2 First steps

2.1 Exercises

There are none in this section.

2.2 Exercises

1. List five functions that you could use to get more information about the mpg dataset.

help(mpg): Documentation of dataset
dim(mpg): Dimensions of dataset
summary(mpg): Summary measures of dataset
str(mpg): Display of the internal structure of dataset
glimpse(mpg): dplyr version of str(mpg)

2. How can you find out what other datasets are included with ggplot2?

data(package = "ggplot2") loads the available data sets in ggplot2. Alternatively,if you have internet access, go to https://ggplot2.tidyverse.org/reference/index.html#section-data

3. Apart from the US, most countries use fuel consumption (fuel consumed over fixed distance) rather than fuel economy (distance travelled with fixed amount of fuel). How could you convert cty and hwy into the European standard of l/100km?

According to asknumbers, you divide 235.214583 by the mpg values in cty and hwy to convert them into the European standard of l/100km.
Function to convert into European standard (Rademaker, 2016):

mpgTol100km <- function(milespergallon){
  
  GalloLiter <- 3.785411784
  MileKilometer <- 1.609344 
  
  l100km <- (100*GalloLiter)/(milespergallon*MileKilometer)
  l100km
  
}

4. Which manufacturer has the most models in this dataset? Which model has the most variations?
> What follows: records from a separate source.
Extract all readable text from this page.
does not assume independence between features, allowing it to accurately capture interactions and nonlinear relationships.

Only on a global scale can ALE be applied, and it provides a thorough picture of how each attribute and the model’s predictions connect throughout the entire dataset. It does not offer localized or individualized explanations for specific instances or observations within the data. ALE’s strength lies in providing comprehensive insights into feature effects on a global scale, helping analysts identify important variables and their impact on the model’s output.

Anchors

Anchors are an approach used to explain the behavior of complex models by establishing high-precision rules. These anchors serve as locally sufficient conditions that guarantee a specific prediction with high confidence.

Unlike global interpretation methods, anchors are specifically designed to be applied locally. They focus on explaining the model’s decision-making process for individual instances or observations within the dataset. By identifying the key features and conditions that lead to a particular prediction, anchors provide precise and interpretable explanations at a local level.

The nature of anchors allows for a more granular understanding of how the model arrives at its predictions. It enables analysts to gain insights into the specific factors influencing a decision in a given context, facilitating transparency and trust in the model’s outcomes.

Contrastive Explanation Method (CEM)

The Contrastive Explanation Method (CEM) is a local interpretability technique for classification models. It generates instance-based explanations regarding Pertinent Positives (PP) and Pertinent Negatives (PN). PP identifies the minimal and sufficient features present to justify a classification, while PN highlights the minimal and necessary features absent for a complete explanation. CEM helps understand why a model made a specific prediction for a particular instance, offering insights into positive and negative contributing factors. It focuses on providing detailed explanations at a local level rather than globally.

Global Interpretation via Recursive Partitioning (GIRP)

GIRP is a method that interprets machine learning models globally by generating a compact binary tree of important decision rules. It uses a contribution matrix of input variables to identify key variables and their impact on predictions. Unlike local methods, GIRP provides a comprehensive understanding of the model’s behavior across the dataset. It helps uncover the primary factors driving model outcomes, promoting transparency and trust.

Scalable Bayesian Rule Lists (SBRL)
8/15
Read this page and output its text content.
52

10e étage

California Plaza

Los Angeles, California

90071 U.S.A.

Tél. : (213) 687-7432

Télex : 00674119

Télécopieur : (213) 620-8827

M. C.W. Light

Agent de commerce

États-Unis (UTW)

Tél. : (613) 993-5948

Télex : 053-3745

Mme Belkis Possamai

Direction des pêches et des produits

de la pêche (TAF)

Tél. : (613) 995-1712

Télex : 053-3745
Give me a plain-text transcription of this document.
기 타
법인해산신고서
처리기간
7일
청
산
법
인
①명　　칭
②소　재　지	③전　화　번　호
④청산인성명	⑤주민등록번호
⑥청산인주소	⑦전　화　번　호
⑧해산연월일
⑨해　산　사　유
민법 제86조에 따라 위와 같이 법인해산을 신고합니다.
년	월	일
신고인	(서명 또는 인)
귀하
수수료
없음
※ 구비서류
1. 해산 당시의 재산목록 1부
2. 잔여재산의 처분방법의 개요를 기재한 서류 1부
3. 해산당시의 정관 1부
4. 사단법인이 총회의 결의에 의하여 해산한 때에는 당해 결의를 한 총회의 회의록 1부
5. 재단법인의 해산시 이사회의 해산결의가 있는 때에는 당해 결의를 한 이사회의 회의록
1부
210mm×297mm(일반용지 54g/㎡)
Does your answer change if you remove the redundant specification of drive train (e.g. “pathfinder 4wd”, “a4 quattro”) from the model name?

# Count manufacturers and sort
mpg %>% count(manufacturer, sort = TRUE)
#> # A tibble: 15 × 2
#>    manufacturer     n
#>    <chr>        <int>
#>  1 dodge           37
#>  2 toyota          34
#>  3 volkswagen      27
#>  4 ford            25
#>  5 chevrolet       19
#>  6 audi            18
#>  7 hyundai         14
#>  8 subaru          14
#>  9 nissan          13
#> 10 honda            9
#> 11 jeep             8
#> 12 pontiac          5
#> 13 land rover       4
#> 14 mercury          4
#> 15 lincoln          3

dodge has the most models in this dataset.

unique(mpg$model)
#>  [1] "a4"                     "a4 quattro"            
#>  [3] "a6 quattro"             "c1500 suburban 2wd"    
#>  [5] "corvette"               "k1500 tahoe 4wd"       
#>  [7] "malibu"                 "caravan 2wd"           
#>  [9] "dakota pickup 4wd"      "durango 4wd"           
#> [11] "ram 1500 pickup 4wd"    "expedition 2wd"        
#> [13] "explorer 4wd"           "f150 pickup 4wd"       
#> [15] "mustang"                "civic"                 
#> [17] "sonata"                 "tiburon"               
#> [19] "grand cherokee 4wd"     "range rover"           
#> [21] "navigator 2wd"          "mountaineer 4wd"       
#> [23] "altima"                 "maxima"                
#> [25] "pathfinder 4wd"         "grand prix"            
#> [27] "forester awd"           "impreza awd"           
#> [29] "4runner 4wd"            "camry"                 
#> [31] "camry solara"           "corolla"               
#> [33] "land cruiser wagon 4wd" "toyota tacoma 4wd"     
#> [35] "gti"                    "jetta"                 
#> [37] "new beetle"             "passat"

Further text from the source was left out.